Toutefois, cette hétérogénéité paraît favorisée par un Forum conçu comme un espace ouvert, interdisant toute prise de décision officielle. Sous ce rapport, le sixième principe de la Charte affirme que personne n’est autorisé à s’exprimer au nom du FSM, le document proclamant plus généralement l’indépendance envers le politique. D’après Chico Whitaker, la rencontre internationale doit être assimilée à bien commun de l’humanité qui ne pourrait être privatisé ni verticalisé. À cet égard, la gestion matérielle peut sembler équivoque, en particulier à cause de l’incertitude financière des organisateurs. Citons ainsi la contribution substantielle du Maroc, alors même que ce gouvernement a mandaté officieusement une délégation d’agents pour s’opposer à la présence sahraouie dans le Forum. Ensuite, les autorités sénégalaises accueillant le sommet ont adopté une attitude ambiguë, qualifiée de résistance passive, voire de sabotage par Immanuel Wallerstein. Notons que les critiques ont surtout visé le Président Wade qui a lui-même affiché sa distance envers l’altermondialisme lors d’une conférence organisée le 7 février. Alors que se profilent les élections présidentielles de 2012, le climat de tensions sociales qui règne au Sénégal et la protestation croissante – exacerbée par la question des délestages et du chômage – auraient conduit Wade à entraver la tenue du rassemblement international et contestataire. Si son invitation au Forum a suscité de vives polémiques, le discours d’ouverture prononcé par Evo Morales a aussi été ciblé. Le Président bolivien, ainsi que l’ex-dirigeant brésilien Lula, ont en effet insisté sur la nécessité de changer les choses en accédant au pouvoir, à l’inverse de la stratégie dominante du forum qui visait à écarter le politique. Alors même que des militants – à l’instar de Gus Massiah – ont pu dénoncer la récupération de leurs propositions par le G20, comme la taxe Tobin ou bien le contrôle des paradis fiscaux. Comme le résume Samir Amin, « les FSM restent […] à la traîne, toujours « en retard » par rapport aux progrès enregistrés sur le terrain par les luttes ». Cet économiste évoque ici une relative déconnexion entre les mouvements tunisien ou égyptien et le Forum, même s’il convient de prendre en compte l’importance des délégations venant du Maghreb et du Machrek, et qu’il faille souligner la mise en place de onze forums sociaux dans ces régions en 2010.

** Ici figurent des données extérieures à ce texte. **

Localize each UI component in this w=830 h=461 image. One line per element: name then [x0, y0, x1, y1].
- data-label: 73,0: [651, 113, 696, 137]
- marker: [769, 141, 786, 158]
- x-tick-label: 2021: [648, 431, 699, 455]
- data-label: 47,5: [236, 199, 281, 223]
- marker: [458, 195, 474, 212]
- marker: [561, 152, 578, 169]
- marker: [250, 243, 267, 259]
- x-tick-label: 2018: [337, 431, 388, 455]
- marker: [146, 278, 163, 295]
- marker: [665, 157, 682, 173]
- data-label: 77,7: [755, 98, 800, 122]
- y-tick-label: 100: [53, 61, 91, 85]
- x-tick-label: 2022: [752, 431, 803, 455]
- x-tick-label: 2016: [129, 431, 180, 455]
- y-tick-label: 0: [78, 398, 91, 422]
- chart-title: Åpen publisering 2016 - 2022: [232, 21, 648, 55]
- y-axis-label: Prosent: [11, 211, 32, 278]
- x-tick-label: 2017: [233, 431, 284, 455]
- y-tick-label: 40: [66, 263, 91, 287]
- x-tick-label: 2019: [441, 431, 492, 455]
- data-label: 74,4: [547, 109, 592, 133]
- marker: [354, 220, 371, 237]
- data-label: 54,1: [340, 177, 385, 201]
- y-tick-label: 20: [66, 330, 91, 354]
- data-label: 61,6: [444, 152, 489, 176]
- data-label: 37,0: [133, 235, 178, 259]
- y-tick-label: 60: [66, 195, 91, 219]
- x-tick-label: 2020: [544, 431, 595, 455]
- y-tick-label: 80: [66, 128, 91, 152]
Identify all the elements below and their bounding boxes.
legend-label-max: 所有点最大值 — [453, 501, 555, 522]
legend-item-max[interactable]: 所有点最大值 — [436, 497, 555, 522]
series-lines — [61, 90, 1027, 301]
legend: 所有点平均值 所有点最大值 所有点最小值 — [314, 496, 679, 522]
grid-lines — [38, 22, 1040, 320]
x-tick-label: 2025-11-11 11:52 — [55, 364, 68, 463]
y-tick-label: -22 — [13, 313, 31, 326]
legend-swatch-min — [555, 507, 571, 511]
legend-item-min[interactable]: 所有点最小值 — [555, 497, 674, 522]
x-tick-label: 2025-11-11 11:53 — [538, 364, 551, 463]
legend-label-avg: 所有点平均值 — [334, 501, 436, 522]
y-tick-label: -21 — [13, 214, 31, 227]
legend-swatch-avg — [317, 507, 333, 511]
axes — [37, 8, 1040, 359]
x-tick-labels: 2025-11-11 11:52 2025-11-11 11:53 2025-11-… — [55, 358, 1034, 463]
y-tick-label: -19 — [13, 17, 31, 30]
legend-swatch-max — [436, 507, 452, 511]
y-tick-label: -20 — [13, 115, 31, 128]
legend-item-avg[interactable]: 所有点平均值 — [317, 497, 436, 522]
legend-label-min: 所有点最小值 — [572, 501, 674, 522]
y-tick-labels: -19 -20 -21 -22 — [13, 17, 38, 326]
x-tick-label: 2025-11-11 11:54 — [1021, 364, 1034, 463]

Mathieu Lilian, « L’espace des mouvements sociaux », Politix (77), 2007, pp. 131-151.
Revue française de science politique, « Les ONG face aux mouvements altermondialistes », 54 (3), juin 2004.
Tarrow Sidney G., The New Transnational Activism, Cambridge, Cambridge University Press, 2005.
Wallerstein Immanuel, “The World Social Forum, Egypt and Transformation”, 20 février 2011, à l’adresse web : http://www.iwallerstein.com/the-world-social-forum-egypt-and-transformation/ [10 mars 2011].
*Pour une synthèse retraçant les grandes lignes de cet événement, cf. « Forum Social Mondial de Dakar, 6-11 février 2011 », Fil d’Ariane – Contributions, à l’adresse web : http://www.chaos-international.org/le-11e-forum-social-mondial-de-dakar/ [11 mars 2011].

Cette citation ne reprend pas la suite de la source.